FMC Group Holdings LLC
- Type: Private
- Industry: Financial Services, Asset Management, Wealth Management
- Founded: 1964
- Headquarters: New York City
- Key people: Robert Gottesman (executive chairman), Zac Wydra (CEO), Alvaro Spinola (CFO/COO)
- Products: Investment management, Private investment funds, and ETFs
- AUM: US$34+ billion (2024)
- Number of employees: 130
- Website: www.firstmanhattan.com

= First Manhattan =

United States wealth management company

FMC Group Holdings LLC, doing business as First Manhattan (FM) is a brokerage and wealth management firm founded in 1964 by a group of financial industry executives led by David "Sandy" Gottesman. FM remains independently owned and operated, with operating subsidiaries that include an SEC‑registered investment adviser and a broker‑dealer registered with FINRA. As of 2024, FM is led by Zac Wydra, CEO and portfolio manager, and Alvaro Spinola, CFO/COO.

FM is based in New York City.

==History==
Sandy Gottesman co-founded First Manhattan in 1964.
He died on September 28, 2022, at the age of 96.

Robert Gottesman, Sandy Gottesman's son, joined First Manhattan in 1987.

In March 2026, Beddow Capital Management, a registered investment advisor with more than $300M in assets under management, became part of First Manhattan. Edward Beddow joined the Firm as Senior Managing Director and Portfolio Manager. He has nearly 40 years of experience in the financial markets and previously worked in investment banking at Dean Witter Reynolds. He is based in Jackson, Wyoming.

In January 2026, Adam Yale joined First Manhattan as a Portfolio Manager, based in Omaha, Nebraska. Yale previously served as a Partner at Lawson Kroeker Investment Management and has more than two decades of experience managing client portfolios. His move marked a return to the Firm where he began his investment career. Yale brought longstanding client relationships and has familial ties to Borsheims, the Omaha-based jeweler retailer in which Berkshire Hathaway purchased a majority interest in 1989.

In August 2025, the team from Roanoke Asset Management, a New Jersey-based registered investment advisor with over $350M in assets under management, joined First Manhattan. The firm was founded in 1978 by Edwin Vroom, who co-managed client portfolios alongside Adele Weisman for over four decades. Both joined First Manhattan as Senior Managing Directors and Portfolio Managers. The team brought with them a longstanding focus on fundamentals-based investing and personalized client service.

In April 2025, Grand‑Jean Capital Management, a registered investment adviser with more than US$500 million in assets under management, joined First Manhattan. Steven Grand‑Jean founded Grand‑Jean Capital Management in 1990 after a 20‑year career in investment banking.

The firm has launched two exchange-traded funds (ETFs) under its First Manhattan Excelsior ETFs banner, with First Manhattan Partner and Head of Research Himayani Puri as the portfolio manager. FM Focus Equity ETF (ticker: FMCX) was launched in April 2022, and FM Compounders Equity ETF (ticker: FMCE) was launched in November 2024.
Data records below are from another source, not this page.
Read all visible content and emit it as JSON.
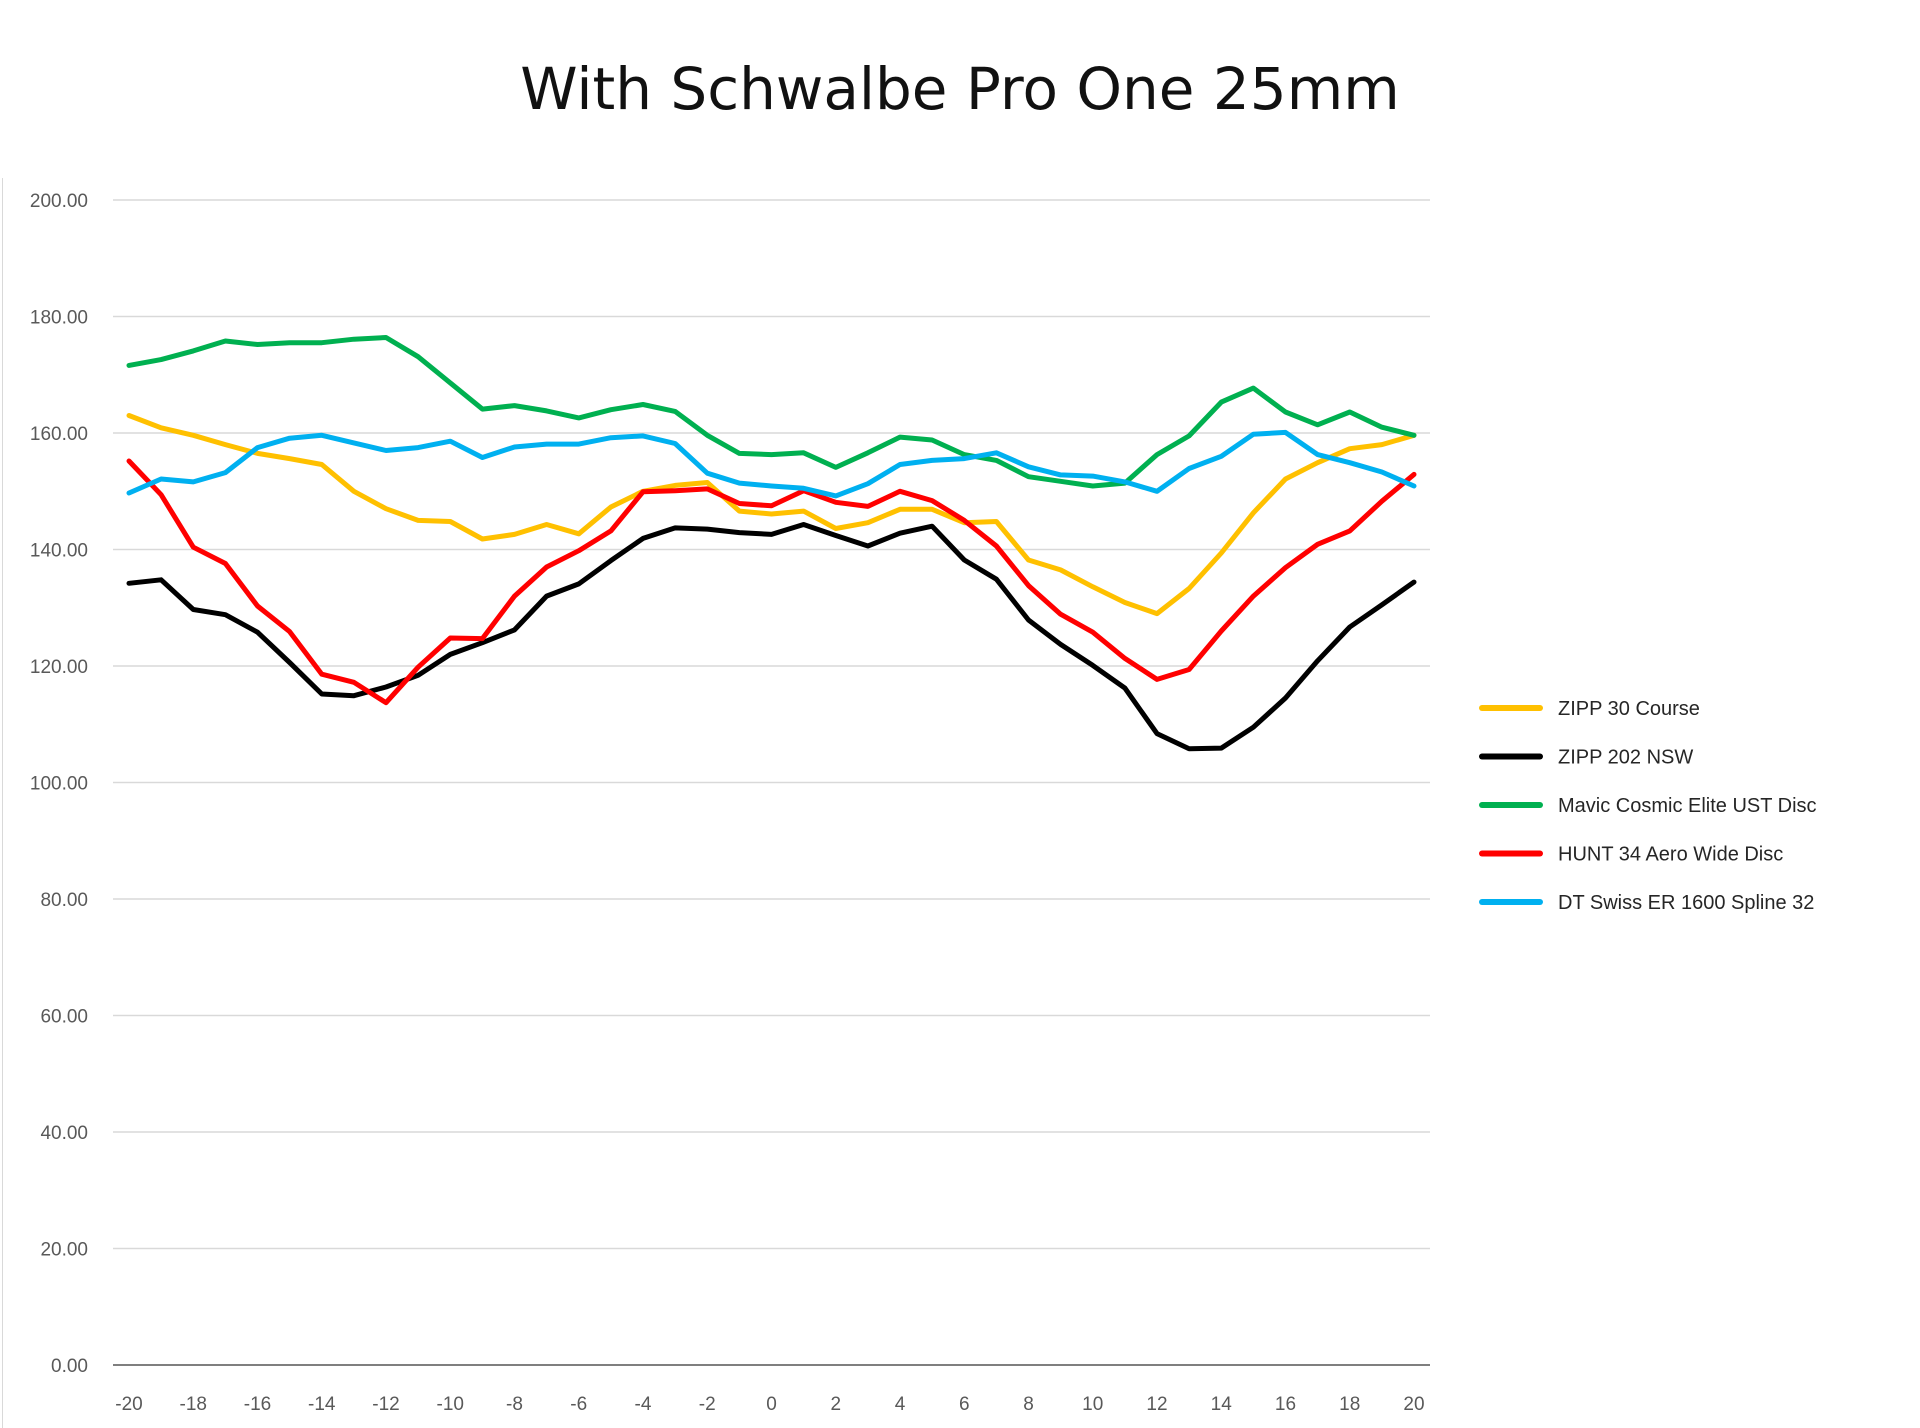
{
  "chart_data": {
    "type": "line",
    "title": "With Schwalbe Pro One 25mm",
    "xlabel": "",
    "ylabel": "",
    "ylim": [
      0,
      200
    ],
    "xlim": [
      -20,
      20
    ],
    "y_ticks": [
      "0.00",
      "20.00",
      "40.00",
      "60.00",
      "80.00",
      "100.00",
      "120.00",
      "140.00",
      "160.00",
      "180.00",
      "200.00"
    ],
    "x_ticks": [
      "-20",
      "-18",
      "-16",
      "-14",
      "-12",
      "-10",
      "-8",
      "-6",
      "-4",
      "-2",
      "0",
      "2",
      "4",
      "6",
      "8",
      "10",
      "12",
      "14",
      "16",
      "18",
      "20"
    ],
    "grid": "horizontal",
    "legend_position": "right",
    "x": [
      -20,
      -19,
      -18,
      -17,
      -16,
      -15,
      -14,
      -13,
      -12,
      -11,
      -10,
      -9,
      -8,
      -7,
      -6,
      -5,
      -4,
      -3,
      -2,
      -1,
      0,
      1,
      2,
      3,
      4,
      5,
      6,
      7,
      8,
      9,
      10,
      11,
      12,
      13,
      14,
      15,
      16,
      17,
      18,
      19,
      20
    ],
    "series": [
      {
        "name": "ZIPP 30 Course",
        "color": "#ffc000",
        "values": [
          163.0,
          160.9,
          159.6,
          158.0,
          156.5,
          155.6,
          154.6,
          150.0,
          147.0,
          145.0,
          144.8,
          141.8,
          142.6,
          144.3,
          142.7,
          147.3,
          150.0,
          151.0,
          151.5,
          146.6,
          146.1,
          146.6,
          143.6,
          144.6,
          146.9,
          146.9,
          144.6,
          144.8,
          138.2,
          136.5,
          133.6,
          130.9,
          129.0,
          133.3,
          139.4,
          146.3,
          152.1,
          154.9,
          157.3,
          158.0,
          159.6
        ]
      },
      {
        "name": "ZIPP 202 NSW",
        "color": "#000000",
        "values": [
          134.2,
          134.8,
          129.7,
          128.8,
          125.8,
          120.6,
          115.2,
          114.9,
          116.4,
          118.4,
          122.0,
          124.0,
          126.2,
          132.0,
          134.1,
          138.1,
          141.9,
          143.7,
          143.5,
          142.9,
          142.6,
          144.3,
          142.4,
          140.6,
          142.8,
          144.0,
          138.2,
          134.9,
          127.9,
          123.7,
          120.1,
          116.2,
          108.4,
          105.8,
          105.9,
          109.5,
          114.5,
          120.9,
          126.7,
          130.5,
          134.4
        ]
      },
      {
        "name": "Mavic Cosmic Elite UST Disc",
        "color": "#00b050",
        "values": [
          171.6,
          172.6,
          174.1,
          175.8,
          175.2,
          175.5,
          175.5,
          176.1,
          176.4,
          173.1,
          168.6,
          164.1,
          164.7,
          163.8,
          162.6,
          164.0,
          164.9,
          163.7,
          159.6,
          156.5,
          156.3,
          156.6,
          154.1,
          156.6,
          159.3,
          158.8,
          156.3,
          155.3,
          152.5,
          151.7,
          150.9,
          151.4,
          156.3,
          159.5,
          165.3,
          167.7,
          163.6,
          161.4,
          163.6,
          161.0,
          159.6
        ]
      },
      {
        "name": "HUNT 34 Aero Wide Disc",
        "color": "#ff0000",
        "values": [
          155.2,
          149.4,
          140.4,
          137.6,
          130.3,
          125.9,
          118.6,
          117.2,
          113.7,
          119.8,
          124.8,
          124.7,
          132.0,
          137.0,
          139.8,
          143.2,
          149.9,
          150.1,
          150.4,
          147.9,
          147.5,
          150.1,
          148.1,
          147.4,
          150.0,
          148.4,
          145.0,
          140.6,
          133.8,
          128.9,
          125.8,
          121.3,
          117.7,
          119.4,
          126.0,
          132.0,
          136.9,
          140.9,
          143.2,
          148.3,
          152.9
        ]
      },
      {
        "name": "DT Swiss ER 1600 Spline 32",
        "color": "#00b0f0",
        "values": [
          149.7,
          152.1,
          151.6,
          153.2,
          157.5,
          159.1,
          159.6,
          158.3,
          157.0,
          157.5,
          158.6,
          155.8,
          157.6,
          158.1,
          158.1,
          159.2,
          159.5,
          158.2,
          153.1,
          151.4,
          150.9,
          150.5,
          149.2,
          151.3,
          154.6,
          155.3,
          155.6,
          156.6,
          154.2,
          152.8,
          152.6,
          151.6,
          150.0,
          153.9,
          156.0,
          159.8,
          160.1,
          156.3,
          154.9,
          153.3,
          150.9
        ]
      }
    ]
  }
}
In 2025, First Manhattan was ranked 15th on Barron’s list of the Top 100 RIA Firms and 21st on Financial Advisor magazine’s America’s Top RIAs list.

==Description==
First Manhattan provides investment advisory and wealth planning services to high‑net‑worth individuals, as well as to partnerships, trusts, retirement accounts, and institutional clients. The firm manages investments on a fully discretionary basis for accounts ranging from under US$1 million to over US$100 million. The firm currently manages in excess of US$34 billion, utilizing a research‑driven, long‑term, value‑oriented investment approach.
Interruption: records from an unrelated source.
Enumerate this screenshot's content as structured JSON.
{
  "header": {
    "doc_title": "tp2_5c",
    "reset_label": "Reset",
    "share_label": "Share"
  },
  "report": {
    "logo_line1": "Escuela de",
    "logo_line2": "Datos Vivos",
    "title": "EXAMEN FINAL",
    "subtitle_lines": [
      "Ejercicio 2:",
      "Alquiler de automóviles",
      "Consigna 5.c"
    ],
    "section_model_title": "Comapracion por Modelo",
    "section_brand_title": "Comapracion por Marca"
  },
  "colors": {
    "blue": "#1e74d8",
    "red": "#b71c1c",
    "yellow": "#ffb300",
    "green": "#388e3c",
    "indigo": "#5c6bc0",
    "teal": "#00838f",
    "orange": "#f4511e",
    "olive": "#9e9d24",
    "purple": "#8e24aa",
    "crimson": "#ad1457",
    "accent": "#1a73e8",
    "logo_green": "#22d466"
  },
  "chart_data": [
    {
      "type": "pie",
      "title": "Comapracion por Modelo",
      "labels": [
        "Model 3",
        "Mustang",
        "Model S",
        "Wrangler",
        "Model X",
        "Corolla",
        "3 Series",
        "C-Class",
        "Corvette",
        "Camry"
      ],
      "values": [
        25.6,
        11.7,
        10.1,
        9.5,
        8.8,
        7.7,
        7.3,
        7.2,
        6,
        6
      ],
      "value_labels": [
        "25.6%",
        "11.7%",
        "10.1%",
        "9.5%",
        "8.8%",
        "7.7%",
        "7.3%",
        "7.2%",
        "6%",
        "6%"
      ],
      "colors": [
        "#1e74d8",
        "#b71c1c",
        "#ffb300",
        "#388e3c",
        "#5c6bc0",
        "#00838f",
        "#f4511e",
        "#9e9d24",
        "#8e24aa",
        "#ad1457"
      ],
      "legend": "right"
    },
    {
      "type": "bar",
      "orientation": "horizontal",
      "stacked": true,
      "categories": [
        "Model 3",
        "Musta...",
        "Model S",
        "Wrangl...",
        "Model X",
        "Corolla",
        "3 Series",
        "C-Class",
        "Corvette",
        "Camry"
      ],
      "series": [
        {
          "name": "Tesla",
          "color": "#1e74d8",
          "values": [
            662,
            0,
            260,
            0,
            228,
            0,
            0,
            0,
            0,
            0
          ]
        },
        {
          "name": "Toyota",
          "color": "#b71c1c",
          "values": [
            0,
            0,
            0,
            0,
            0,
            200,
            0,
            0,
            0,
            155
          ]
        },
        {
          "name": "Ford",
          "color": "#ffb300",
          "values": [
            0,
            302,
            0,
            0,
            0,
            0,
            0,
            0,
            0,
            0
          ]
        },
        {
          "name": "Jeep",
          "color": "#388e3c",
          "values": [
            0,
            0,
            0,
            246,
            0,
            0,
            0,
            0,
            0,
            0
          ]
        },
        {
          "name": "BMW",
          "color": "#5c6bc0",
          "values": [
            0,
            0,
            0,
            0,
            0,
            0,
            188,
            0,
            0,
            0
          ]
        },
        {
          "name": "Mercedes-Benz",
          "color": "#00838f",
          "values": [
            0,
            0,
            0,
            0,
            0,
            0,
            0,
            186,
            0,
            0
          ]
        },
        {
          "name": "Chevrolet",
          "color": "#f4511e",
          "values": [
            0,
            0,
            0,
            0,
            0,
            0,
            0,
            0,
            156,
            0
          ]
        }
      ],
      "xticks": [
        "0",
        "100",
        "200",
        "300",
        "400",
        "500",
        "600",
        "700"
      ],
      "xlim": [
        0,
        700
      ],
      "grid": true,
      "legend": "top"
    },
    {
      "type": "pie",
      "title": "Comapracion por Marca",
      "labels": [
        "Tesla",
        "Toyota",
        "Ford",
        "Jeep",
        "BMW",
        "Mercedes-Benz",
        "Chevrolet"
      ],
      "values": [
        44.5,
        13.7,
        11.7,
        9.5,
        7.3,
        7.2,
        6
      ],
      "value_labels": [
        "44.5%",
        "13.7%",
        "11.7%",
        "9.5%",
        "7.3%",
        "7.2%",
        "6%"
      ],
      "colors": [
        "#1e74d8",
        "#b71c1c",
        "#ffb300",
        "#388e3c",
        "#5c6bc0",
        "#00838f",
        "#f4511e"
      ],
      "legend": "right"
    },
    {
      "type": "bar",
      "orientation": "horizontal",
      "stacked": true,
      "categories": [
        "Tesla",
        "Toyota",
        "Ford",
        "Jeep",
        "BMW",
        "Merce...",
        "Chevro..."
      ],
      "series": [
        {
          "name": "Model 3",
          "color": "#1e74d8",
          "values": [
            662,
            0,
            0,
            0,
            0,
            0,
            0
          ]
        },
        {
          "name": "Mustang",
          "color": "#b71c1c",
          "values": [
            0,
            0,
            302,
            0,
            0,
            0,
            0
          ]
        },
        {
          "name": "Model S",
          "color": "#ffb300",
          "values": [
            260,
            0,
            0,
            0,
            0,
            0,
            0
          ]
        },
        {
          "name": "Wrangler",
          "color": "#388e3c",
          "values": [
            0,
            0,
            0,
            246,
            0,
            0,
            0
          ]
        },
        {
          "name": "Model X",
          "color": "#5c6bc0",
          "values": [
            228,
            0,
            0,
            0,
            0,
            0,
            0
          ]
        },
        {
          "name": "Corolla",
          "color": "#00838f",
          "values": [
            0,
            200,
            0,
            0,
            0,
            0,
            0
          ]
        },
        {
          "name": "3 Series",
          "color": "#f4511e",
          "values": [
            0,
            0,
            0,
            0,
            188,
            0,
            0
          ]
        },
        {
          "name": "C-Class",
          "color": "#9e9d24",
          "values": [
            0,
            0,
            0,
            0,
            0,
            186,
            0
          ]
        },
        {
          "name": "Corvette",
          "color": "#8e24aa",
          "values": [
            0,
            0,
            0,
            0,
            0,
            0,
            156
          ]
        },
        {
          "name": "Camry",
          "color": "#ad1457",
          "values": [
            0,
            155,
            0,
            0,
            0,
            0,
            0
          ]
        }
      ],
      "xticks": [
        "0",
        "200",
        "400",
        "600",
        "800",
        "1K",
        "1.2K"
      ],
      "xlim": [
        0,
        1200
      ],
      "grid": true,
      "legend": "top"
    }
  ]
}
The firm's clients are significant owners of Berkshire Hathaway stock, and the firm has established a reputation for utilizing investing strategies similar to that espoused by Warren Buffett. The firm's founder, Sandy Gottesman, was an early investor in Berkshire Hathaway and maintained a long‑standing friendship with Buffett. During the Berkshire Hathaway 2025 Annual Meeting, Buffett paid tribute to Gottesman, saying: “The Berkshire experience is pretty dramatic. To operate with Sandy Gottesman from 1963 until he died a couple years ago … you really can’t miss. You’ll learn all the time but you’ll learn not only how to be successful in business, you’ll learn how to be successful in life.” First Manhattan’s investment approach is to establish long‑term positions in portfolio companies, most often relying on fundamental analysis and targeting value in the public equity and fixed‑income markets of the United States.

FM is based in New York City.

==People==
As of 2015 Robert Gottesman was the firm's executive chairman and a portfolio manager. In an article in FA Magazine August 2025 Robert Gottesman was still identified as Chairman.

As of 2024 the firm's Management Team, led by CEO Zac Wydra and CFO/COO Alvaro Spinola, is responsible for the management and day‑to‑day operations of the firm.